John Mary Harty (11 August 1867 – 11 September 1946) served as Roman Catholic Archbishop of Cashel from 1913 until his death in 1946. He served as Patron of the Gaelic Athletic Association from 1928. The Dr. Harty Cup, the trophy for Munster Schools Hurling, is named in his honour, as is the playing field of his native Murroe GAA club.

==Biography==
Born in Knocknagurteeny, Murroe, County Limerick, he was educated by the Jesuits in Crescent College, Limerick, and from there went to St. Patrick's College, Thurles, and then Maynooth College. He was ordained for the priesthood by Dr.
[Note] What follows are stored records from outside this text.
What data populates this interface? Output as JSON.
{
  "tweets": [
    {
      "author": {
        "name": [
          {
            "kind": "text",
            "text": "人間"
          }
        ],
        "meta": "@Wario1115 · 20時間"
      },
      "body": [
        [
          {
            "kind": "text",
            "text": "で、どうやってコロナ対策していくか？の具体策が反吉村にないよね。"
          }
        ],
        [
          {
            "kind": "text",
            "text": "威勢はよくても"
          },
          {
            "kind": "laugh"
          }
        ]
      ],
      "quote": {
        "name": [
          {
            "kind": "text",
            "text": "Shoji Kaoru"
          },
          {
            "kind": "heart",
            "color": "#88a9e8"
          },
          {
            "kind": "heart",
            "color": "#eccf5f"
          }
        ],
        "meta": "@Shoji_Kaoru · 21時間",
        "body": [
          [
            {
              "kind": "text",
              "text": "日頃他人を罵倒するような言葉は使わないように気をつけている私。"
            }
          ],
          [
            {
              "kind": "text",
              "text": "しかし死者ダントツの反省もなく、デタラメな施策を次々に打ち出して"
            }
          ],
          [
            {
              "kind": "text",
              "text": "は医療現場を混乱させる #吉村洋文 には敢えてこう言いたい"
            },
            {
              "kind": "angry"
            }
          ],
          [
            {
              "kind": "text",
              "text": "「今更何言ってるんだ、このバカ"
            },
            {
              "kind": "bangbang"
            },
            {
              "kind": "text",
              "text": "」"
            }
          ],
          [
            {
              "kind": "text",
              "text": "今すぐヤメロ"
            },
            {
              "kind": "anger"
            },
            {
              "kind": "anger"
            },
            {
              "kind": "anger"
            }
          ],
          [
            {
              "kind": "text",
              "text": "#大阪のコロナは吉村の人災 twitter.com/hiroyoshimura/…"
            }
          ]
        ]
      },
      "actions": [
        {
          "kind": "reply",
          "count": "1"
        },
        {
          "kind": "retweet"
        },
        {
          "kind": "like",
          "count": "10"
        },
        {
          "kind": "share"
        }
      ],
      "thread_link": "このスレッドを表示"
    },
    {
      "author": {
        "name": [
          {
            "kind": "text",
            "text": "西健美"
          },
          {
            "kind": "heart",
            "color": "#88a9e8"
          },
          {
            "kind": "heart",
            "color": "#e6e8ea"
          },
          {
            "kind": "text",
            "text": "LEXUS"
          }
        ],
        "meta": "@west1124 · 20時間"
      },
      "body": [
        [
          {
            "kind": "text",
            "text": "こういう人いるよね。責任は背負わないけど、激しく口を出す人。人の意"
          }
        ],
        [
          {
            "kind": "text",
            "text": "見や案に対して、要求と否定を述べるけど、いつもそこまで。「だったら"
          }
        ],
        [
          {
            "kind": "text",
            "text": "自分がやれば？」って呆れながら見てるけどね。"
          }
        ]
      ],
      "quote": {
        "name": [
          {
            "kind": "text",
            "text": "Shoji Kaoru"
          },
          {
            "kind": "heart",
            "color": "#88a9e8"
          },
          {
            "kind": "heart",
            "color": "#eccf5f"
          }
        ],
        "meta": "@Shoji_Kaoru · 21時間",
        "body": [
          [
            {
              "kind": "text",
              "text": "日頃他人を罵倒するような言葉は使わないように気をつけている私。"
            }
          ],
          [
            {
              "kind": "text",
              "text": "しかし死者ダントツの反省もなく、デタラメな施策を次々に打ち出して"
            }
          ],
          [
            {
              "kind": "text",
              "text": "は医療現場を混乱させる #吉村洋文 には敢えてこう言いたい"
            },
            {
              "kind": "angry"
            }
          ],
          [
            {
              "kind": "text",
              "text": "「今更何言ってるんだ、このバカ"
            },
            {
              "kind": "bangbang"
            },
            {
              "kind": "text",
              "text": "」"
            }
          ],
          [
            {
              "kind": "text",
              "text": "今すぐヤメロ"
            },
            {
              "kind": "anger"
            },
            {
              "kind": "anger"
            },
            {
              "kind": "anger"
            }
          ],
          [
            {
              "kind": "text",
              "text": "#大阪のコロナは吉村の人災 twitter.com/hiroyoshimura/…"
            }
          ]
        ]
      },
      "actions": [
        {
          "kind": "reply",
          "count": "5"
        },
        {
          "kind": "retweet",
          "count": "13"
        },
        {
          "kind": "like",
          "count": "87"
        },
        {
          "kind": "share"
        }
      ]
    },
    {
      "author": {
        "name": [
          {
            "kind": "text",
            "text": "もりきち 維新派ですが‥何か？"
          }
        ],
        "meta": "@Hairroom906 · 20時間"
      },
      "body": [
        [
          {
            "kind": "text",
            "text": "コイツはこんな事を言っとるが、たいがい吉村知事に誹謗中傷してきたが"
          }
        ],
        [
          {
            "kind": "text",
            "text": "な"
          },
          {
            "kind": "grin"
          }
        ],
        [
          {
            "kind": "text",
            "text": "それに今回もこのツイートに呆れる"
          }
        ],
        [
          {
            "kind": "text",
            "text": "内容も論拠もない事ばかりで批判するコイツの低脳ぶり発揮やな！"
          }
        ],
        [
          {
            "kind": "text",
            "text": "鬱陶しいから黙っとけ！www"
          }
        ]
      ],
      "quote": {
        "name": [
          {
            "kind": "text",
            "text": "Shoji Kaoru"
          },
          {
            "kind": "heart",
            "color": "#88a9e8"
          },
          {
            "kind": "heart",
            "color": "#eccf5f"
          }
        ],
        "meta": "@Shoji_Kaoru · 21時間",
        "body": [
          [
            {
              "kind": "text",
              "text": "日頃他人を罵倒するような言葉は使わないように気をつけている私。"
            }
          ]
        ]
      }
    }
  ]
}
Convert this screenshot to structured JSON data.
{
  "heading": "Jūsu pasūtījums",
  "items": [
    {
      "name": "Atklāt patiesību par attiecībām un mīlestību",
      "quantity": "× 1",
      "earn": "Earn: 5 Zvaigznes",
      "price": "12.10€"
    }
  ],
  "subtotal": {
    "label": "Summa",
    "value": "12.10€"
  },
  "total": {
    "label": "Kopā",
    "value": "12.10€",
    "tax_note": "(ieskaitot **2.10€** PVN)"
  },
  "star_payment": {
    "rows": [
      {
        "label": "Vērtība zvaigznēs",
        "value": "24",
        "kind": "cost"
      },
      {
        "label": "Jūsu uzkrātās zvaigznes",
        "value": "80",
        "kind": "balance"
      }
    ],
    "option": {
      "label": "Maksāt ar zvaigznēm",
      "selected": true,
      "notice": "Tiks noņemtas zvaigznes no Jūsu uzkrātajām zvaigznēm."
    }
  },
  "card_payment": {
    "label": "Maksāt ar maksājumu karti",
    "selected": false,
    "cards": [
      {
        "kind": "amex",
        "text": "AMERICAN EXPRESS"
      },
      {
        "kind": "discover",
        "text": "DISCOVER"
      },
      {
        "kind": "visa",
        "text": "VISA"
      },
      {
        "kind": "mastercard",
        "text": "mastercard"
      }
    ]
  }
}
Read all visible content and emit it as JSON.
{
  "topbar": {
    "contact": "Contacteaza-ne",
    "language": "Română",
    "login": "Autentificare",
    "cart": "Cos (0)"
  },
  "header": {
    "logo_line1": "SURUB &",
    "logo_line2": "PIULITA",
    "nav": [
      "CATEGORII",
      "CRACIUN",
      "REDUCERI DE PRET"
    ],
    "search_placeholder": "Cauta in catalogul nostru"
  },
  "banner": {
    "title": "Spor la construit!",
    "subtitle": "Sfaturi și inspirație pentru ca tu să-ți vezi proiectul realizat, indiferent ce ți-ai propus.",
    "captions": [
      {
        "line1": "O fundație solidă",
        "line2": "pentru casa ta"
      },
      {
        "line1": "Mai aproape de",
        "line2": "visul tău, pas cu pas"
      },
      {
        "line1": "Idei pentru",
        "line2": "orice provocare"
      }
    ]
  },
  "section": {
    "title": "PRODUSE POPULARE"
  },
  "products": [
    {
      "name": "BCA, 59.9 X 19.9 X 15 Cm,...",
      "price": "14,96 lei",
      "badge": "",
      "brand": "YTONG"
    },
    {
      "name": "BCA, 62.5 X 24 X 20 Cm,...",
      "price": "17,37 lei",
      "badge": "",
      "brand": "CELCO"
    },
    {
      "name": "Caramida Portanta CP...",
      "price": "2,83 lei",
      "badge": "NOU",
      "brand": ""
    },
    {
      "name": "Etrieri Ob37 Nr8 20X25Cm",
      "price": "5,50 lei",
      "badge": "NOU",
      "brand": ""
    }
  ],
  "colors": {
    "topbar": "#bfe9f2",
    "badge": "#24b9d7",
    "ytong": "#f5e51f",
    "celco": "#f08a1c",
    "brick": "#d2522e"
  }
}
Walsh in Clonliffe College.

Following ordination, Harty spent a year pursuing postgraduate studies in Maynooth as a Dunboyne student. In 1906 he co-founded (with Prof. Walter Mc Donald) the Irish Theological Quarterly, serving as editor, for a number of years, Dr. Harty also served as editor of Irish Ecclesiastical Record. He held the chair of Dogmatic Theology in Maynooth, and became Senior Professor of Moral Theology. From 1914, Harty was president of the Catholic Truth Society of Ireland. He was a contributor to the Catholic Encyclopedia. He chaired the committee for the Eucharistic Congress in Dublin in 1932.

Harty died in Thurles on 11 September 1946, and was buried at the Cathedral of the Assumption.